Otto M. Zykan, CD Fouché/Stimme, ORF/Ö1 Edition Zeitton

Otto M. Zykans letztes Libretto, über den französischen Politiker Joseph Fouché, wurde vom ORF/Ö1 als Hörspiel produziert und gesendet und ist vor kurzem in der Edition Zeitton, zusammen mit einer zweiten CD, die sich Zykans Interpretationen eigener und fremder Texte widmet, erschienen.

 

 

CD 1 Joseph Fouché. Fragmente einer geplanten Oper aus dem Nachlass von Otto M. Zykan

 

Das Hörspiel Fouché beginnt mit einem Brief an den Staatsoperndirektor Ioan Holender, gelesen von demselben, in dem Zykan versichert, die geplante Oper über Joseph Fouché bis 2007 vorlegen zu können. Dazu kam es nicht mehr, denn Otto M. Zykan verstarb am 25. Mai 2006.  Aus dem Libretto, aus einzelnen komponierten Teilen und aus seinen Musikangaben, sowie Probeaufnahmen seiner Stimme wurde unter der Regie von Götz Fritsch und unter der Mitwirkung von illustren Sprechern wie Paulus Manker, Erwin Steinhauer oder Emmy Werner, ein Hörspiel gestaltet. Fouché selbst wird von Sylvia Fenz gesprochen.

Zykan erzählt die Geschichte eines Mannes “der das Klischee des Einwegbösewichts so konkurrenzlos gut besetzen konnte.” Zykans Lebensgefährtin, die Musikwissenschafterin und Ö1-Musikredakteurin Irene Suchy, stellt die CD in sehr persönlicher Weise vor und kommentiert Bezüge zu Zykan selbst.
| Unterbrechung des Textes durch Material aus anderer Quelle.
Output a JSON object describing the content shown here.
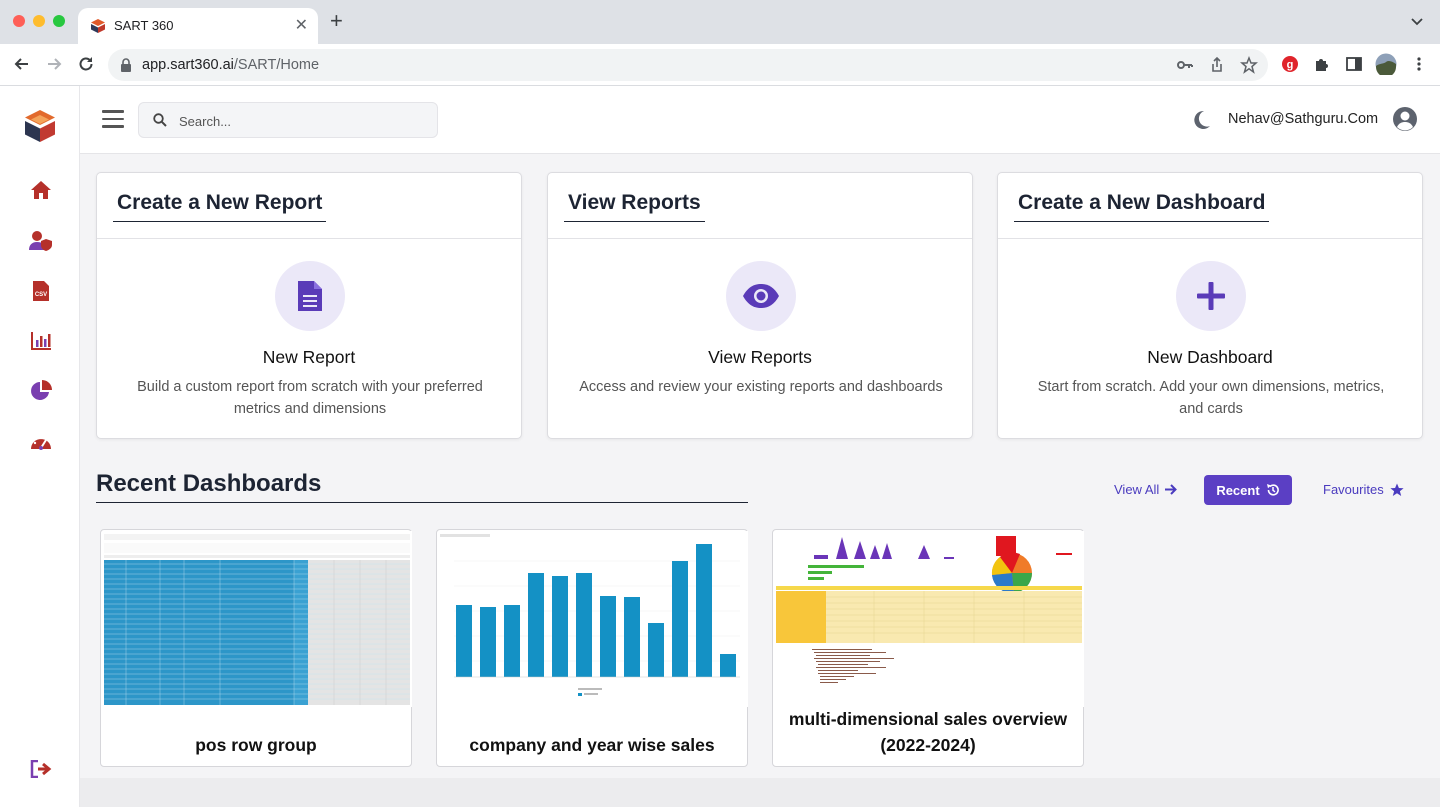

Joseph Fouché galt und gilt auch heute noch als Mann des Hintergrunds, der allerdings wichtigen Einfluss auf die Geschehnisse verschiedener Phasen der Französischen Revolution ausübte. Zykan beschreibt ihn so: “Fouché, 1759 als Sohn von Kaufleuten geboren, war gelernter Verräter, armseliger Intrigant, glatte Reptiliennatur, gewerbsmäßiger Überläufer, niedrige Polizeiseele.”

Das Hörspiel beginnt im Konvent der Französischen Revolution, Robespierre hat gerade eine Rede gehalten. Fouché, der zum gemäßigten Flügel der Revolutionäre gehört, wird gleich für den Tod des Königs stimmen. Rhythmisierte Sprechchöre, wie an dieser Stelle beispielsweise auf die Phrase “soll der König sterben?”, durchziehen das ganze Stück. Zykans genialer Text ist eine Satire; die pointierte Darstellung der unglaublichen Geschichte eines genialen Wendehalses, der es schafft, jede Krise in einen Erfolg zu verwandeln: “Fouché ging in die Knie, freilich weniger um sich zu unterwerfen, als um das Denkmal (Robespierre) besser aus den Angeln heben zu können.”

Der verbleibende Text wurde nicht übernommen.